Migros und Coop bauen Self-Checkout aus

smi

10.1.2022

Self checkout at Coop Sihlcity in Zurich, pictured on January 29, 2015. (KEYSTONE/Christian Beutler)

Self Checkout im Coop Sihlcity am 29. Januar 2015 in Zuerich. (KEYSTONE/Christian Beutler)
Wird hier gerade ein Arbeitsplatz abgebaut? Self-Checkout in einer Coop-Filiale in Zürich.
KEYSTONE

Grossverteiler wie Migros und Coop bauen ihr Angebot an Selbstbedienungskassen laufend aus. Weniger Personal bräuchten sie deswegen nicht, beteuern beide.

smi

10.1.2022

Migros und Coop bauen den Self-Checkout aus und klassische Kassen ab. Neue oder renovierte Filialen stechen oft mit besonders vielen Selbstbedienungskassen hervor, wo die Kund*innen ihre Einkäufe selber scannen. Das berichtet «Watson» und verweist auf jüngst neu eröffnete Coop-Filialen in Biberist SO, Schüpfheim LU und Egerkingen SO. Auch die Migros setzt auf Self-Checkout. So sei dieser Bereich in der Filiale im Bahnhof Luzern um vier Stationen ausgebaut worden.

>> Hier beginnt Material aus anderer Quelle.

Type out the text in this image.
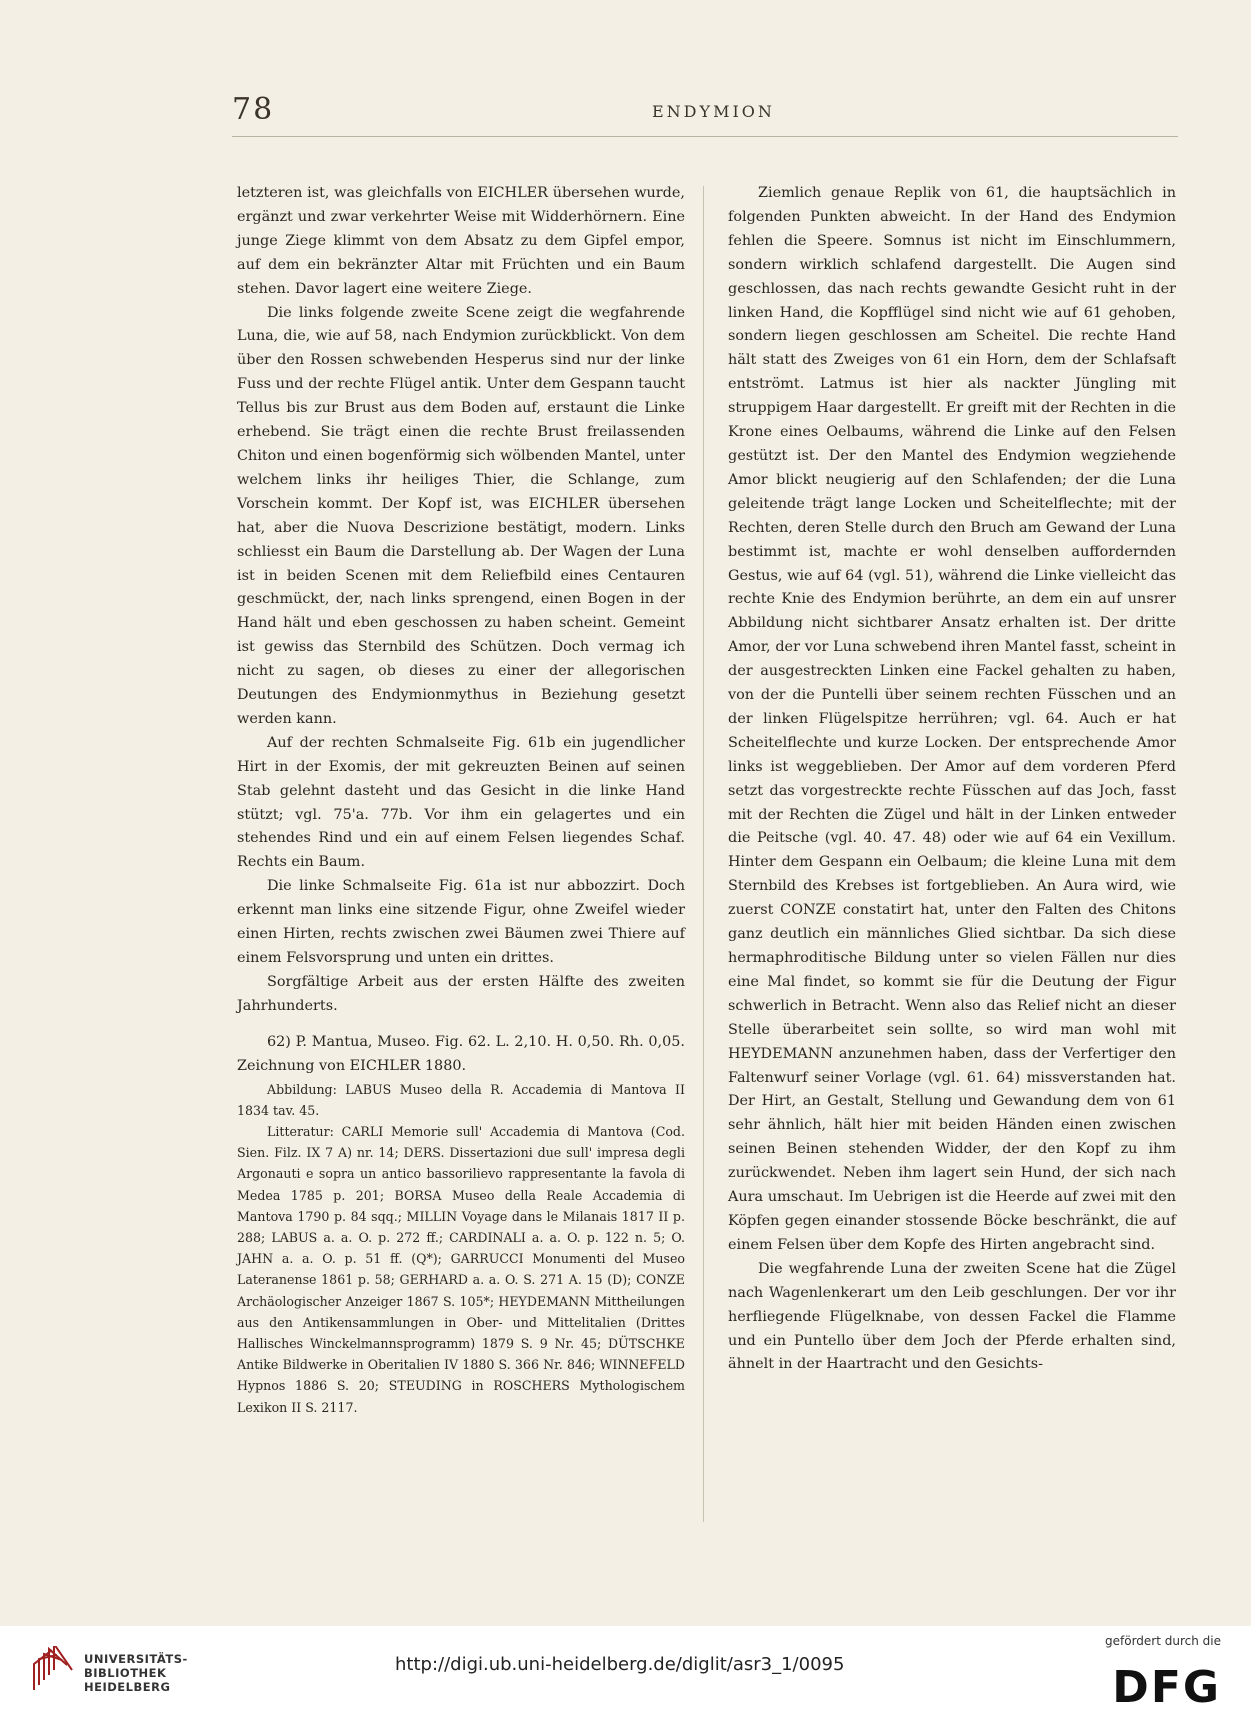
78	ENDYMION

letzteren ist, was gleichfalls von EICHLER übersehen wurde, ergänzt und zwar verkehrter Weise mit Widderhörnern. Eine junge Ziege klimmt von dem Absatz zu dem Gipfel empor, auf dem ein bekränzter Altar mit Früchten und ein Baum stehen. Davor lagert eine weitere Ziege.

Die links folgende zweite Scene zeigt die wegfahrende Luna, die, wie auf 58, nach Endymion zurückblickt. Von dem über den Rossen schwebenden Hesperus sind nur der linke Fuss und der rechte Flügel antik. Unter dem Gespann taucht Tellus bis zur Brust aus dem Boden auf, erstaunt die Linke erhebend. Sie trägt einen die rechte Brust freilassenden Chiton und einen bogenförmig sich wölbenden Mantel, unter welchem links ihr heiliges Thier, die Schlange, zum Vorschein kommt. Der Kopf ist, was EICHLER übersehen hat, aber die Nuova Descrizione bestätigt, modern. Links schliesst ein Baum die Darstellung ab. Der Wagen der Luna ist in beiden Scenen mit dem Reliefbild eines Centauren geschmückt, der, nach links sprengend, einen Bogen in der Hand hält und eben geschossen zu haben scheint. Gemeint ist gewiss das Sternbild des Schützen. Doch vermag ich nicht zu sagen, ob dieses zu einer der allegorischen Deutungen des Endymionmythus in Beziehung gesetzt werden kann.

Auf der rechten Schmalseite Fig. 61b ein jugendlicher Hirt in der Exomis, der mit gekreuzten Beinen auf seinen Stab gelehnt dasteht und das Gesicht in die linke Hand stützt; vgl. 75'a. 77b. Vor ihm ein gelagertes und ein stehendes Rind und ein auf einem Felsen liegendes Schaf. Rechts ein Baum.

Die linke Schmalseite Fig. 61a ist nur abbozzirt. Doch erkennt man links eine sitzende Figur, ohne Zweifel wieder einen Hirten, rechts zwischen zwei Bäumen zwei Thiere auf einem Felsvorsprung und unten ein drittes.

Sorgfältige Arbeit aus der ersten Hälfte des zweiten Jahrhunderts.

62) P. Mantua, Museo. Fig. 62. L. 2,10. H. 0,50. Rh. 0,05. Zeichnung von EICHLER 1880.

Abbildung: LABUS Museo della R. Accademia di Mantova II 1834 tav. 45.

Litteratur: CARLI Memorie sull' Accademia di Mantova (Cod. Sien. Filz. IX 7 A) nr. 14; DERS. Dissertazioni due sull' impresa degli Argonauti e sopra un antico bassorilievo rappresentante la favola di Medea 1785 p. 201; BORSA Museo della Reale Accademia di Mantova 1790 p. 84 sqq.; MILLIN Voyage dans le Milanais 1817 II p. 288; LABUS a. a. O. p. 272 ff.; CARDINALI a. a. O. p. 122 n. 5; O. JAHN a. a. O. p. 51 ff. (Q*); GARRUCCI Monumenti del Museo Lateranense 1861 p. 58; GERHARD a. a. O. S. 271 A. 15 (D); CONZE Archäologischer Anzeiger 1867 S. 105*; HEYDEMANN Mittheilungen aus den Antikensammlungen in Ober- und Mittelitalien (Drittes Hallisches Winckelmannsprogramm) 1879 S. 9 Nr. 45; DÜTSCHKE Antike Bildwerke in Oberitalien IV 1880 S. 366 Nr. 846; WINNEFELD Hypnos 1886 S. 20; STEUDING in ROSCHERS Mythologischem Lexikon II S. 2117.

Ziemlich genaue Replik von 61, die hauptsächlich in folgenden Punkten abweicht. In der Hand des Endymion fehlen die Speere. Somnus ist nicht im Einschlummern, sondern wirklich schlafend dargestellt. Die Augen sind geschlossen, das nach rechts gewandte Gesicht ruht in der linken Hand, die Kopfflügel sind nicht wie auf 61 gehoben, sondern liegen geschlossen am Scheitel. Die rechte Hand hält statt des Zweiges von 61 ein Horn, dem der Schlafsaft entströmt. Latmus ist hier als nackter Jüngling mit struppigem Haar dargestellt. Er greift mit der Rechten in die Krone eines Oelbaums, während die Linke auf den Felsen gestützt ist. Der den Mantel des Endymion wegziehende Amor blickt neugierig auf den Schlafenden; der die Luna geleitende trägt lange Locken und Scheitelflechte; mit der Rechten, deren Stelle durch den Bruch am Gewand der Luna bestimmt ist, machte er wohl denselben auffordernden Gestus, wie auf 64 (vgl. 51), während die Linke vielleicht das rechte Knie des Endymion berührte, an dem ein auf unsrer Abbildung nicht sichtbarer Ansatz erhalten ist. Der dritte Amor, der vor Luna schwebend ihren Mantel fasst, scheint in der ausgestreckten Linken eine Fackel gehalten zu haben, von der die Puntelli über seinem rechten Füsschen und an der linken Flügelspitze herrühren; vgl. 64. Auch er hat Scheitelflechte und kurze Locken. Der entsprechende Amor links ist weggeblieben. Der Amor auf dem vorderen Pferd setzt das vorgestreckte rechte Füsschen auf das Joch, fasst mit der Rechten die Zügel und hält in der Linken entweder die Peitsche (vgl. 40. 47. 48) oder wie auf 64 ein Vexillum. Hinter dem Gespann ein Oelbaum; die kleine Luna mit dem Sternbild des Krebses ist fortgeblieben. An Aura wird, wie zuerst CONZE constatirt hat, unter den Falten des Chitons ganz deutlich ein männliches Glied sichtbar. Da sich diese hermaphroditische Bildung unter so vielen Fällen nur dies eine Mal findet, so kommt sie für die Deutung der Figur schwerlich in Betracht. Wenn also das Relief nicht an dieser Stelle überarbeitet sein sollte, so wird man wohl mit HEYDEMANN anzunehmen haben, dass der Verfertiger den Faltenwurf seiner Vorlage (vgl. 61. 64) missverstanden hat. Der Hirt, an Gestalt, Stellung und Gewandung dem von 61 sehr ähnlich, hält hier mit beiden Händen einen zwischen seinen Beinen stehenden Widder, der den Kopf zu ihm zurückwendet. Neben ihm lagert sein Hund, der sich nach Aura umschaut. Im Uebrigen ist die Heerde auf zwei mit den Köpfen gegen einander stossende Böcke beschränkt, die auf einem Felsen über dem Kopfe des Hirten angebracht sind.

Die wegfahrende Luna der zweiten Scene hat die Zügel nach Wagenlenkerart um den Leib geschlungen. Der vor ihr herfliegende Flügelknabe, von dessen Fackel die Flamme und ein Puntello über dem Joch der Pferde erhalten sind, ähnelt in der Haartracht und den Gesichts-

UNIVERSITÄTS-
BIBLIOTHEK
HEIDELBERG
http://digi.ub.uni-heidelberg.de/diglit/asr3_1/0095
gefördert durch die
DFG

Mehrere tausend solcher Selbstbedienungskassen seien in der Schweiz in Betrieb. Coop-Sprecherin Rebecca Veiga erklärt, der Grossverteiler orientiere sich an den Bedürfnissen der Kundschaft. Diese nutze Self-Checkout und Self-Scanning vor allem für kleinere Einkäufe. Ist der Einkaufswagen voll, schätzten gemäss Veiga viele weiterhin die bediente Kasse.

Genaue Zahlen zur Anzahl Selbstbedienungskassen liegen gemäss Watson nicht vor. Migros bietet Self-Checkout (Produkte am Ausgang scannen) und Self-Scanning (Produkte schon am Regal scannen) sowie das Scannen und Bezahlen direkt am Regal in insgesamt über 1300 Filialen an.

Dass die Angebote gefragt sind, ist bei jedem Einkauf zu beobachten. Die UBS stellte in einer Studie 2019 fest, dass 57 Prozent der Einkaufenden Self-Checkout bereits nutzen und weitere 14 Prozent offen sind, diese Dienstleistung auszuprobieren.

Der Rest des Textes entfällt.